12. In conclusion it was submitted that the Appellant’s Appeal lacks merit and ought to be dismissed and costs of the Appeal be awarded to the Respondent.

13. Having considered the rival pleadings in the trial court, the evidence therein, the memorandum of appeal and the respective submissions of counsel, the issues for determination relates to the propriety of the procedure in the trial court as against the consent that was adopted and whether there has been a case made for disturbing the award of the trial court.

14. I note that there was a consent that was adopted with regard to liability in both cases and after the consent was recorded, there was no formal proof hearing and there was nothing much to enable this court conclude that there was evidence in trial that would support the decision that was made. However, I have considered Order 25 Rule 5 of the Civil Procedure Rulesthat states as follows:

“Where it is proved to the satisfaction of the court, and the court after hearing the parties directs, that a suit has been adjusted wholly or in part by any lawful agreement or compromise, or where the defendant satisfies the plaintiff in respect of the whole or any part of the subject-matter of the suit, the court shall, on the application of any party, order that such agreement, compromise or satisfaction be recorded and enter judgment in accordance therewith”
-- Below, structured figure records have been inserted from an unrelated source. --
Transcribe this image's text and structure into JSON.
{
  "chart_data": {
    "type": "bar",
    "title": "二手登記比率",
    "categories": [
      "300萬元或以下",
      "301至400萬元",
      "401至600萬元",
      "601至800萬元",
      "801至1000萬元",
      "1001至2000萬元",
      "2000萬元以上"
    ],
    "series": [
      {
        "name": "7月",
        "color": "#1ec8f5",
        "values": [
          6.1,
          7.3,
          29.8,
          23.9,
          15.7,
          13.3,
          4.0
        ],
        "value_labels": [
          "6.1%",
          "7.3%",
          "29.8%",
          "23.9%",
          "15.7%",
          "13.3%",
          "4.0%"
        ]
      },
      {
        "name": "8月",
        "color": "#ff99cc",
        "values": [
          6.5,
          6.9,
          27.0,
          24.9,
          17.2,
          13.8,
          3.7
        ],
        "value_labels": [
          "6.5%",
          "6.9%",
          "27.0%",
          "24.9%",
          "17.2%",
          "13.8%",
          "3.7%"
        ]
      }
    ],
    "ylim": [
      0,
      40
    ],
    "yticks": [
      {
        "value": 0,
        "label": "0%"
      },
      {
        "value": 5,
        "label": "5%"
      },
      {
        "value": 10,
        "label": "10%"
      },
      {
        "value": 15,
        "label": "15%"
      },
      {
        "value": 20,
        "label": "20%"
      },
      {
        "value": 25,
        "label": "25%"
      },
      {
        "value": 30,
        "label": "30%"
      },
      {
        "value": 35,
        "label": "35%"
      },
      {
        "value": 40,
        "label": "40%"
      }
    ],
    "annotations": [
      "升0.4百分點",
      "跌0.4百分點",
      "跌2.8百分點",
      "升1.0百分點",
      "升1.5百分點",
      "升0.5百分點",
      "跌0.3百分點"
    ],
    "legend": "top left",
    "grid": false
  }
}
15. This would mean that the procedure had been compromised by the conduct of the parties and as such the issue of liability is deemed closed. The failure to conduct formal proof hearing was an infraction whose effect was compromised by the parties and as such the same cannot be said to negatively affect the outcome of the case. The entry of the consent on liability left no doubt that the conduct of the parties was deemed to imply that their respective cases had been closed at the stage they had reached leaving only the parties to submit on the remaining issue of quantum. Further, it is noted that the appellant herein vide its memorandum of appeal has not raised any issue with the failure to conduct formal proof hearings. It is not in dispute that the respondents herein were passengers in the ill-fated vehicle and were not in control over the manner in which they were driven, managed and controlled. The respondents were owed a duty by the appellants and their drivers. The appellants attempt to enjoin a third party did not bear fruit and hence the appellants must shoulder full liability for the accident. In the premises I do not find merit in the appellant’s late claim that liability should be shared equally between the drivers when no third party proceedings took place. As a consent on liability had been entered into, I find that the parties herein are bound by the same and hence the appeal against liability lacks basis.
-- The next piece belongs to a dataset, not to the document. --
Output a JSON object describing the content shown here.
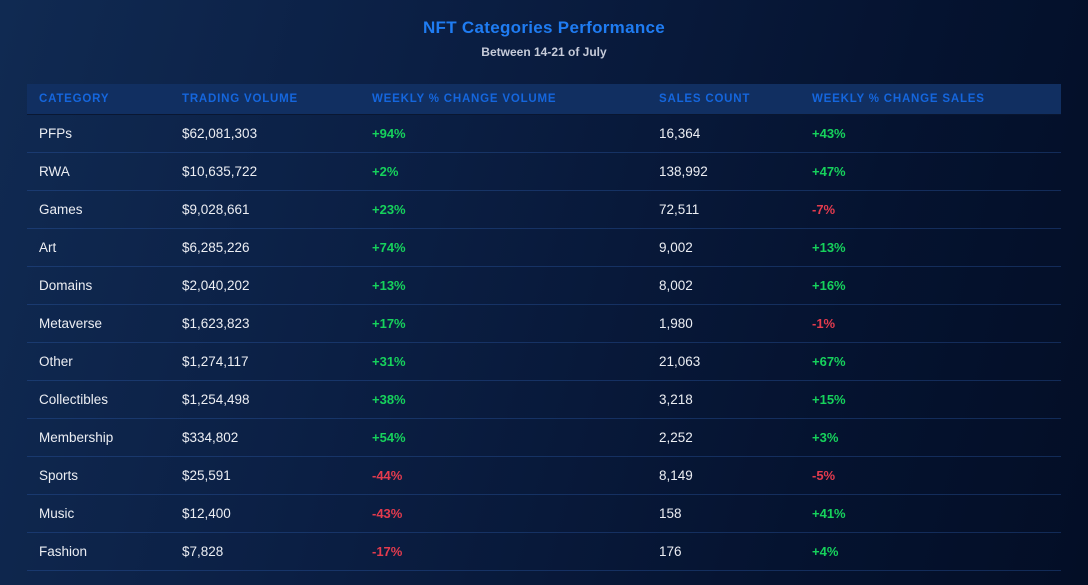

16. The aspect of quantum was canvassed by way of submissions that have been analyzed above. The law is now well settled that an Appellate Court will not interfere with an award of damages by a trial court unless the trial court has acted upon a wrong principle of law or that the amount is so high or so low as to make it an entirely an erroneous estimate of the damages to which the plaintiff is entitled.

17. In this appeal, the Appellant is also challenging the quantum of damages. The Court of Appeal in Catholic Diocese of Kisumu vs. Sophia Achieng Tete Civil Appeal No. 284 of 2001 [2004] 2 KLR 55set out the circumstances under which an appellate court can interfere with an award of damages in the following terms:

“It is trite law that the assessment of general damages is at the discretion of the trial court and an appellate court is not justified in substituting a figure of its own for that awarded by the Court below simply because it would have awarded a different figure if it had tried the case at first instance. The appellate court can justifiably interfere with the quantum of damages awarded by the trial court only if it is satisfied that the trial court applied the wrong principles, (as by taking into account some irrelevant factor leaving out of account some relevant one) or misapprehended the evidence and so arrived at a figure so inordinately high or low as to represent an entirely erroneous estimate.”
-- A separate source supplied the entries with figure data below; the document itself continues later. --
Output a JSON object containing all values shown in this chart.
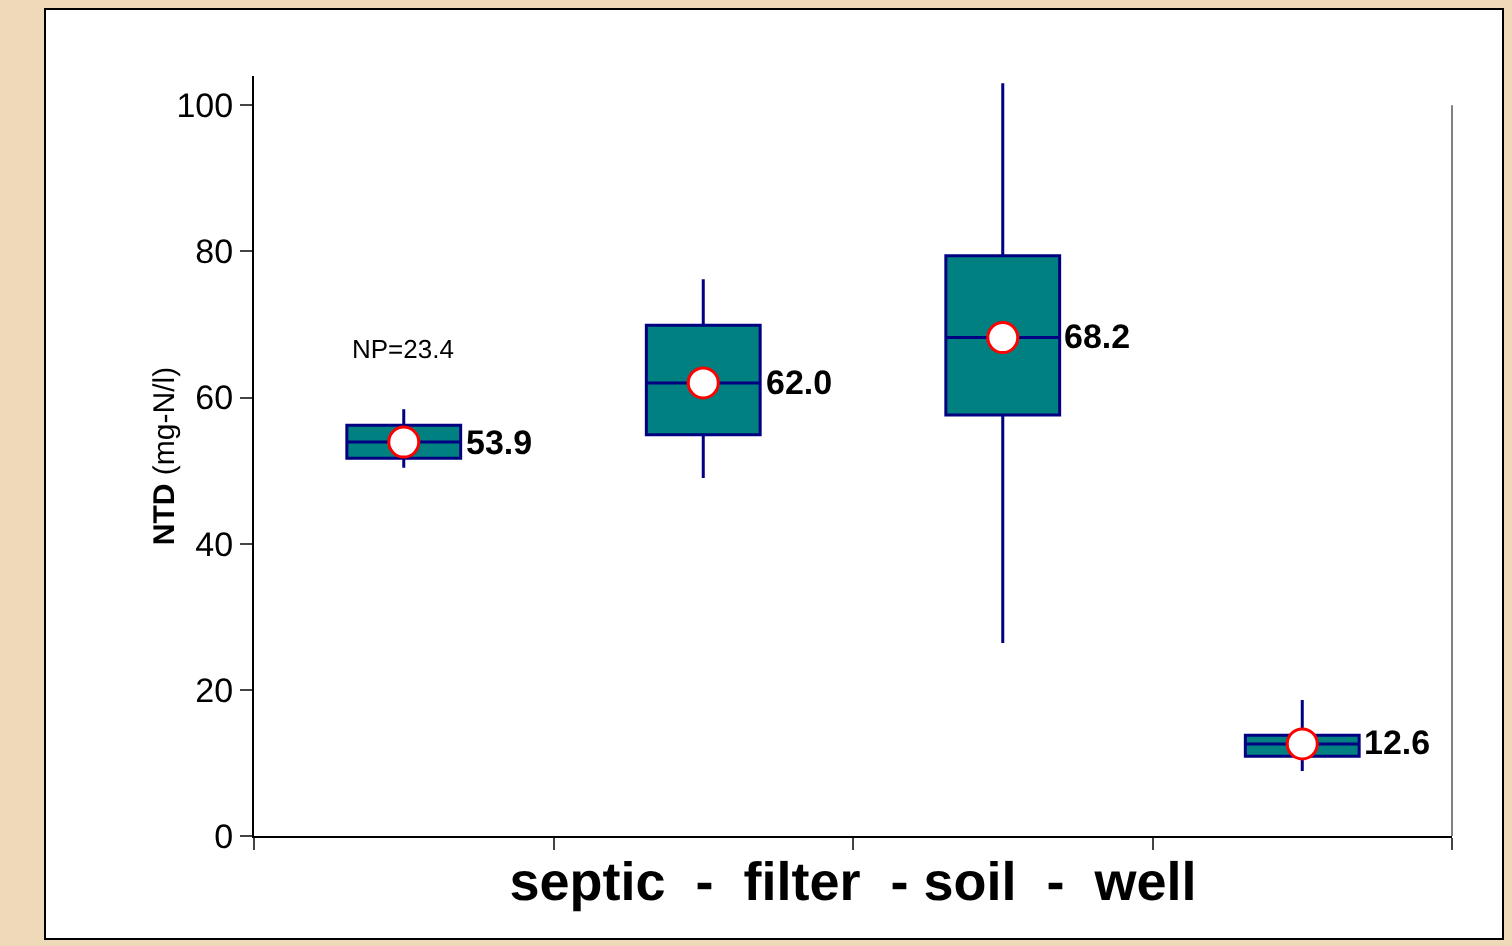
{
  "chart_data": {
    "type": "box",
    "xlabel": "septic  -  filter  - soil  -  well",
    "ylabel": "NTD (mg-N/l)",
    "categories": [
      null,
      null,
      null,
      null
    ],
    "boxes": [
      {
        "low": 50.4,
        "q1": 51.7,
        "median": 53.9,
        "q3": 56.2,
        "high": 58.4
      },
      {
        "low": 49.0,
        "q1": 54.9,
        "median": 62.0,
        "q3": 69.9,
        "high": 76.2
      },
      {
        "low": 26.4,
        "q1": 57.6,
        "median": 68.2,
        "q3": 79.4,
        "high": 103
      },
      {
        "low": 8.9,
        "q1": 10.9,
        "median": 12.6,
        "q3": 13.8,
        "high": 18.6
      }
    ],
    "color": "#008080",
    "series": [
      {
        "type": "scatter",
        "color": "#ff0000",
        "values": [
          53.9,
          62.0,
          68.2,
          12.6
        ],
        "value_labels": [
          "53.9",
          "62.0",
          "68.2",
          "12.6"
        ]
      }
    ],
    "marker": "circle",
    "annotations": [
      "NP=23.4"
    ],
    "ylim": [
      0,
      104
    ],
    "yticks": [
      0,
      20,
      40,
      60,
      80,
      100
    ],
    "grid": false
  }
}
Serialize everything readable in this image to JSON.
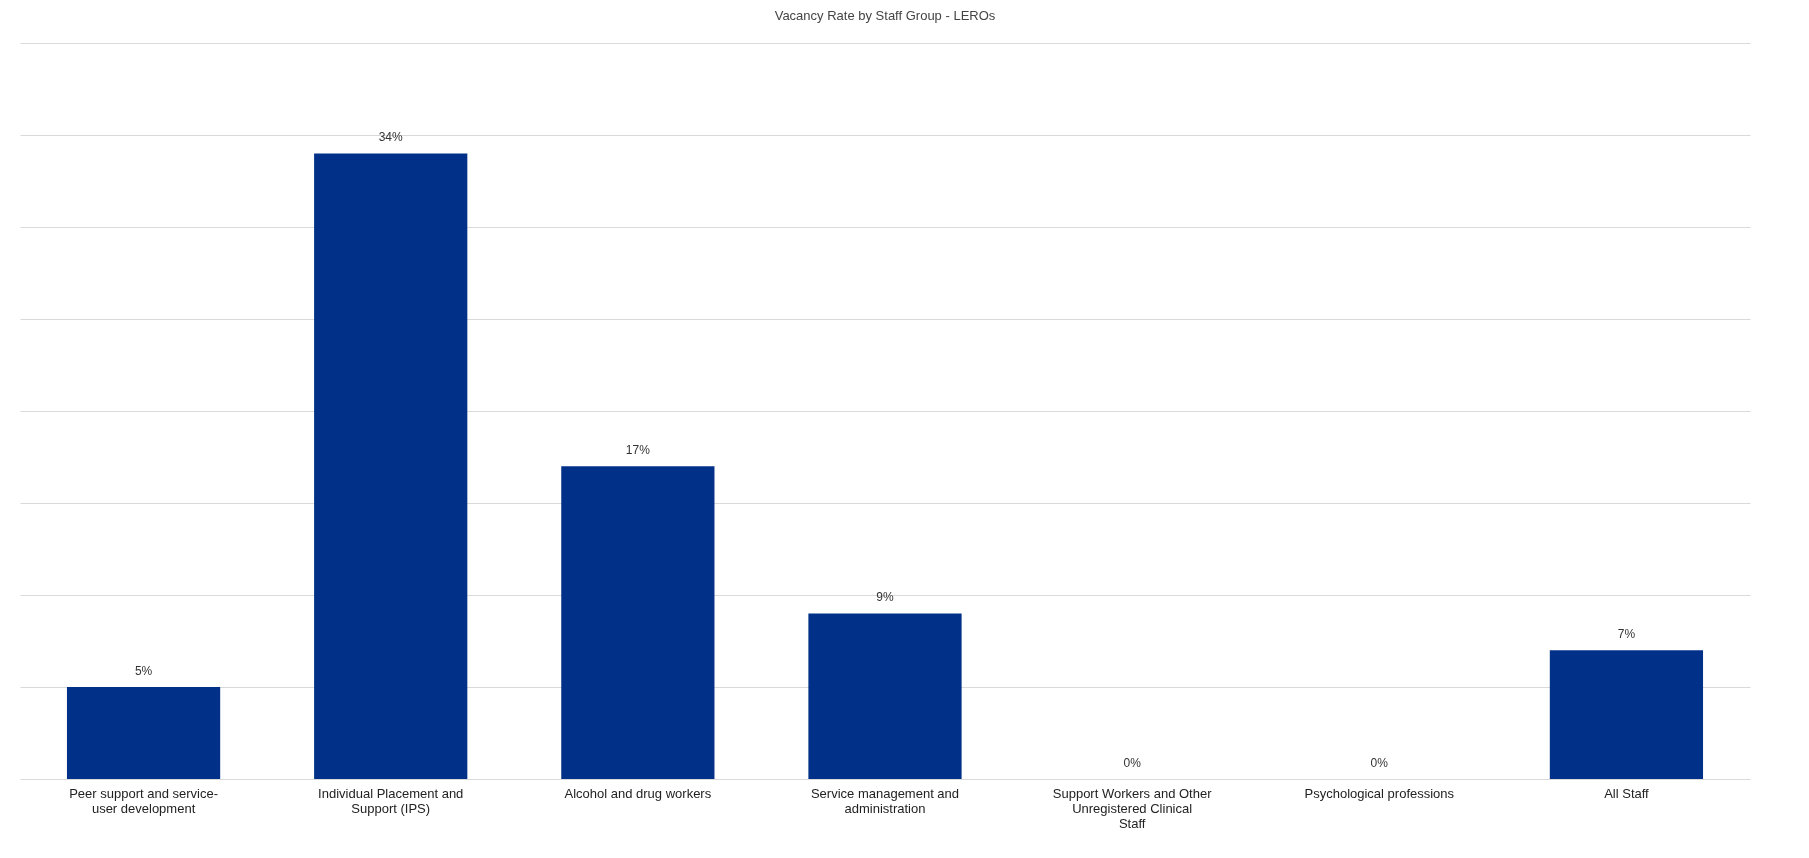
{
  "chart_data": {
    "type": "bar",
    "title": "Vacancy Rate by Staff Group - LEROs",
    "categories": [
      "Peer support and service-user development",
      "Individual Placement and Support (IPS)",
      "Alcohol and drug workers",
      "Service management and administration",
      "Support Workers and Other Unregistered Clinical Staff",
      "Psychological professions",
      "All Staff"
    ],
    "values": [
      5,
      34,
      17,
      9,
      0,
      0,
      7
    ],
    "value_labels": [
      "5%",
      "34%",
      "17%",
      "9%",
      "0%",
      "0%",
      "7%"
    ],
    "color": "#003087",
    "ylim": [
      0,
      40
    ],
    "yticks": [
      {
        "value": 0,
        "label": null
      },
      {
        "value": 5,
        "label": null
      },
      {
        "value": 10,
        "label": null
      },
      {
        "value": 15,
        "label": null
      },
      {
        "value": 20,
        "label": null
      },
      {
        "value": 25,
        "label": null
      },
      {
        "value": 30,
        "label": null
      },
      {
        "value": 35,
        "label": null
      },
      {
        "value": 40,
        "label": null
      }
    ],
    "grid": "y",
    "tick_labels": "x"
  }
}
18.  Similarly, in Jane Chelagat Bor vs. Andrew Otieno Onduu [1988-92] 2 KAR 288; [1990-1994] EA 47, the Court of Appeal held that:

“In effect, the court before it interferes with an award of damages, should be satisfied that the Judge acted on wrong principle of law, or has misapprehended the fact, or has for these or other reasons made a wholly erroneous estimate of the damage suffered. It is not enough that there is a balance of opinion or preference. The scale must go down heavily against the figure attacked if the appellate court is to interfere, whether on the ground of excess or insufficiency.”

19. The Appellant argued that the trial court proceeded on the wrong principles when it decided to apply a multiplicand of Kshs 7,500/= indicating the same figure as the minimum wage for an unskilled laborer and therefore the prescribed minimum wage for an unskilled laborer ought to be Kshs 4,792/=. Section 2(5) of the Law Reform Act (Cap 26) provides:

“(5)  The rights conferred by this Part for the benefit of the estates of deceased persons shall be in addition to and not in derogation of any rights conferred on the dependents of deceased persons by the Fatal Accidents Act….”. (Emphasis added)

20. The general position of the law is that dependency ratio is a matter of fact to be determined on case to case basis as was appreciated by Ringera, J (as he then was) in Marko Mwenda vs. Bernard Mugambi & Another Nairobi HCCC No. 2343 of 1993where he held that:

“In adopting a multiplier the Court has regard to such personal circumstances of both the deceased and the dependents as age, expectations of earning life, expected length of dependency and vicissitudes of life. The capital sum arrived at by applying the multiplicand to the multiplier is then discounted to allow for the fact of receipt in a lump sum at once rather than periodical payments throughout the expected period of dependency. The object of the entire exercise is to give the dependents such an award as would when wisely invested be able to compensate the dependents for the financial loss suffered as a result of the death of the deceased…The multiplier approach is just a method of assessing damages and not a principle of law or dogma. It can, and must be abandoned, where the facts do not facilitate its application. It is plain that it is a useful and practical method where factors such as the age of the deceased, the ages of the dependents, the net income of the deceased, the amount of annual or monthly dependency and the expected length of the dependency are unknown or are knowable without undue speculation. Where that is not possible, to insist on the multiplier approach would be to sacrifice justice on the altar of methodology, something a court of justice should never do. Such sacrifice would have to be made if the multiplier approach was insisted upon in this case.”

21. In the present case, I have carefully examined the judgment of the trial court. Having considered the fact that the Deceased were innocent passengers who also had dependents and if not for their death they would still be operating their respective businesses. Whether the deceased would be in employment or not it did not take away the fact that they were young, still supported their families even in all other ways not quantifiable and therefore were a great pillar in their family. The multiplicand of Kshs 7,500/ adopted by the trial court for the respondent in HCCA 179/2015 was reasonable in the circumstances of the case as the deceased persons were placed in the category of unskilled laborers as he worked as a farmer and a hotel waiter and who was depended upon by his family. In HCCA 180/2015 the Respondent also worked as a hotel waiter and hence the same multiplicand applies. I am unable to see any irrelevant factor said to have been taken into account by the trial court and further note that the awards were not inordinately high as to represent an erroneous estimate of the damages.  I therefore do not see any reason to interfere with the awards.  The ground of appeal on quantum must therefore fail.

22. In view of the foregoing, I find and hold that the Appellants’ appeals in HCCA 180and179all of2015 have no merit and are dismissed with costs to the Respondents.

It is so ordered.

DATED AND DELIVERED AT MACHAKOS THIS 12TH DAY OF MARCH, 2021.